Yang lebih serius, mereka menggunakan foto profil Kepala Sekolah tanpa izin serta menyebarkan rekaman video hasil rekayasa AI untuk meyakinkan masyarakat akan narasi palsu yang dibangun.
Pemberitaan itu disusun tanpa melalui proses verifikasi fakta, tanpa konfirmasi kepada pihak yang bersangkutan, dan melanggar seluruh kode etik jurnalistik.
Modus ini diduga merupakan bentuk dugaan pemerasan terselubung, di mana pemberitaan negatif dijadikan alat tekanan demi mendapatkan imbalan materi atau yang dugaan kerap disebut “pelicin”.
Kepala Sekolah SMK Negeri 6 Bitung, Aripin P. Abas, menyatakan keterkejutan sekaligus kekecewaannya atas tindakan tersebut.

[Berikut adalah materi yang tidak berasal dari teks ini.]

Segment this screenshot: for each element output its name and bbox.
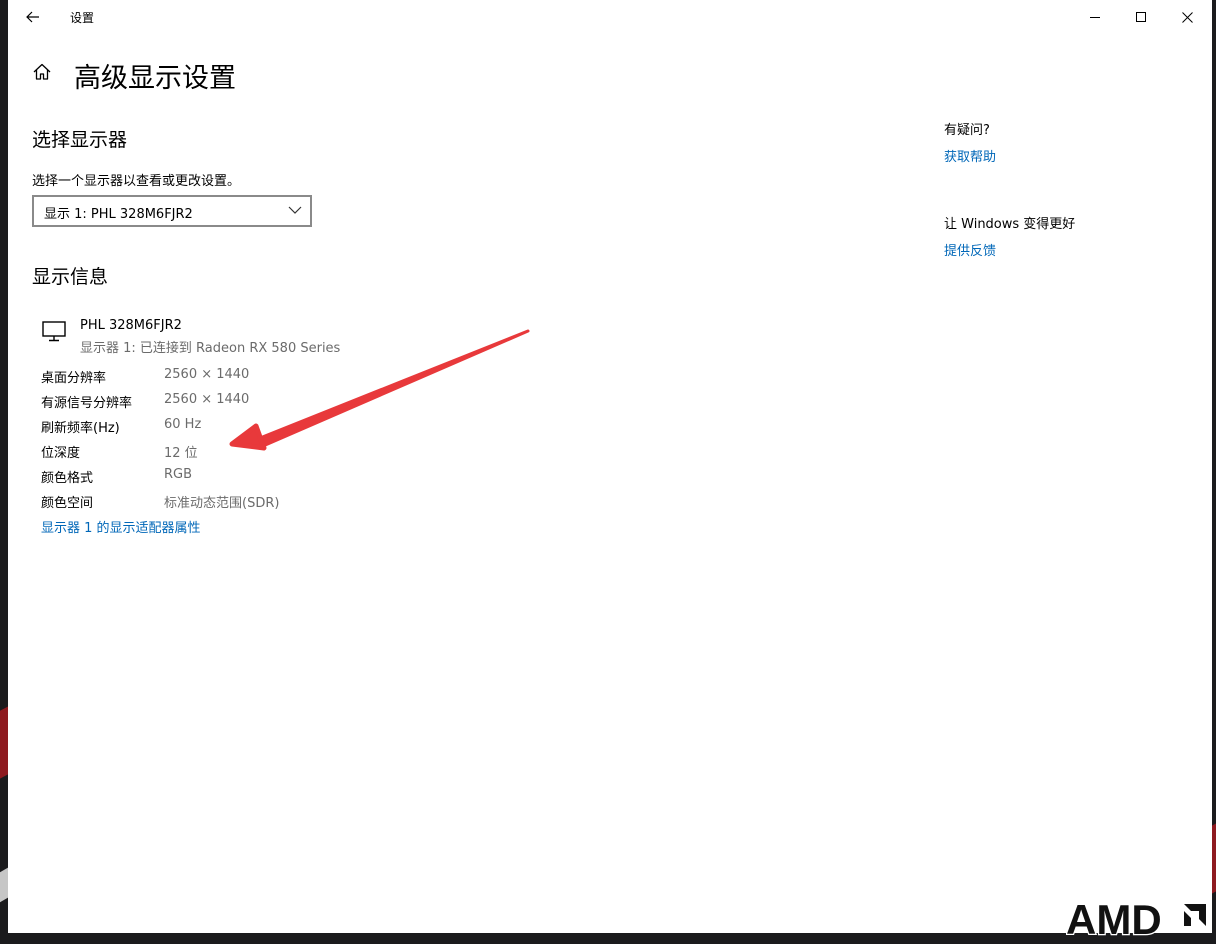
display-adapter-properties-link[interactable]: 显示器 1 的显示适配器属性 — [41, 517, 201, 536]
feedback-heading: 让 Windows 变得更好 — [944, 217, 1076, 232]
info-value: 12 位 — [164, 446, 198, 461]
page-title: 高级显示设置 — [74, 63, 236, 94]
amd-logo: AMD — [1066, 898, 1207, 938]
display-info-table: 桌面分辨率 2560 × 1440 有源信号分辨率 2560 × 1440 刷新… — [41, 364, 361, 514]
info-value: 标准动态范围(SDR) — [164, 496, 280, 511]
monitor-name: PHL 328M6FJR2 — [80, 318, 182, 333]
info-row-desktop-resolution: 桌面分辨率 2560 × 1440 — [41, 364, 361, 389]
get-help-link[interactable]: 获取帮助 — [944, 146, 996, 165]
info-value: 2560 × 1440 — [164, 392, 250, 407]
select-display-description: 选择一个显示器以查看或更改设置。 — [32, 174, 241, 189]
close-button[interactable] — [1164, 0, 1210, 34]
select-display-heading: 选择显示器 — [32, 129, 128, 151]
close-icon — [1181, 11, 1193, 23]
maximize-icon — [1136, 12, 1146, 22]
chevron-down-icon — [288, 206, 302, 214]
help-heading: 有疑问? — [944, 123, 990, 138]
info-value: RGB — [164, 467, 193, 482]
amd-logo-text: AMD — [1066, 898, 1162, 938]
title-bar: 设置 — [8, 0, 1212, 34]
info-label: 桌面分辨率 — [41, 371, 107, 386]
minimize-icon — [1090, 17, 1100, 18]
monitor-icon — [42, 321, 66, 342]
info-label: 颜色空间 — [41, 496, 94, 511]
back-arrow-icon — [26, 11, 39, 23]
info-value: 60 Hz — [164, 417, 202, 432]
display-select-dropdown[interactable]: 显示 1: PHL 328M6FJR2 — [32, 195, 312, 227]
info-label: 刷新频率(Hz) — [41, 421, 120, 436]
info-label: 有源信号分辨率 — [41, 396, 133, 411]
maximize-button[interactable] — [1118, 0, 1164, 34]
app-title: 设置 — [70, 11, 95, 25]
info-row-bit-depth: 位深度 12 位 — [41, 439, 361, 464]
display-select-value: 显示 1: PHL 328M6FJR2 — [44, 207, 193, 222]
info-row-active-signal-resolution: 有源信号分辨率 2560 × 1440 — [41, 389, 361, 414]
info-label: 位深度 — [41, 446, 81, 461]
info-value: 2560 × 1440 — [164, 367, 250, 382]
info-row-color-space: 颜色空间 标准动态范围(SDR) — [41, 489, 361, 514]
display-info-heading: 显示信息 — [32, 266, 109, 288]
back-button[interactable] — [18, 2, 48, 32]
give-feedback-link[interactable]: 提供反馈 — [944, 240, 996, 259]
monitor-connection: 显示器 1: 已连接到 Radeon RX 580 Series — [80, 341, 341, 356]
home-button[interactable] — [32, 62, 54, 84]
info-row-color-format: 颜色格式 RGB — [41, 464, 361, 489]
info-row-refresh-rate: 刷新频率(Hz) 60 Hz — [41, 414, 361, 439]
settings-window: 设置 高级显示设置 选择显示器 选择一个显示器以查看或更改设置。 显示 1: P… — [8, 0, 1212, 933]
info-label: 颜色格式 — [41, 471, 94, 486]
minimize-button[interactable] — [1072, 0, 1118, 34]
home-icon — [33, 63, 51, 80]
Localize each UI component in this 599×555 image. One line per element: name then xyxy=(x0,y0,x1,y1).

“Saya sangat kecewa. Tidak ada satu pun di antara mereka yang menghubungi saya untuk meminta keterangan atau klarifikasi.
Menggunakan foto saya tanpa persetujuan, apalagi membuat rekaman suara dan gambar rekayasa, itu sudah melampaui batas kewajaran. Ini bukan jurnalisme, melainkan tindakan kriminal yang dibalut kedok media,” tegasnya dengan nada tegas.
Ia menegaskan tidak akan tinggal diam dan akan menempuh jalur hukum secara maksimal.
“Saya sudah menyiapkan bukti dan akan melaporkan kasus ini ke Kepolisian serta Dewan Pers. Tindakan ini jelas melanggar Undang-Undang Pers Nomor 40 Tahun 1999 dan juga Undang-Undang Informasi dan Transaksi Elektronik (UU ITE) terkait penyebaran berita bohong, pencemaran nama baik, serta pelanggaran hak privasi,” tambahnya.
Pola kasus ini diduga mengikuti modus lama yang kini diperbarui dengan teknologi canggih:
oknum yang mengaku sebagai wartawan mendatangi lembaga, kemudian membuat tuduhan tidak berdasar untuk memeras. Jika tidak dipenuhi keinginannya, pemberitaan negatif langsung disebarkan secara luas untuk merusak citra lembaga dan pejabatnya.
Aripin berharap kasus ini menjadi peringatan keras bagi seluruh pihak. “Dewan Pers, Kominfo, dan aparat hukum harus bertindak tegas. Jangan biarkan media abal-abal dan oknum tidak bertanggung jawab merusak nama baik profesi jurnalisme serta mengganggu jalannya pelayanan publik. Pendidikan harus menjadi ruang yang aman, bukan sasaran empuk pemerasan,” ujarnya saat ditemui awak media ini, Minggu (14/06/2026).
Saat ini, Kepolisian Resor Kota Bitung dan Kantor Wilayah Kementerian Komunikasi dan Informatika Sulawesi Utara tengah melacak jejak digital kedua situs tersebut guna mengungkap identitas orang-orang di balik penyebaran konten palsu dan rekayasa AI itu.
Masyarakat pun diimbau untuk tidak mudah mempercayai informasi yang belum jelas sumbernya serta memeriksa kebenaran berita sebelum menyebarkannya lebih luas.
Hingga berita ini diturunkan, belum terdapat keterangan resmi dari pihak media yang menerbitkan pemberitaan dimaksud terkait tanggapan atas keberatan yang disampaikan oleh Aripin Abas.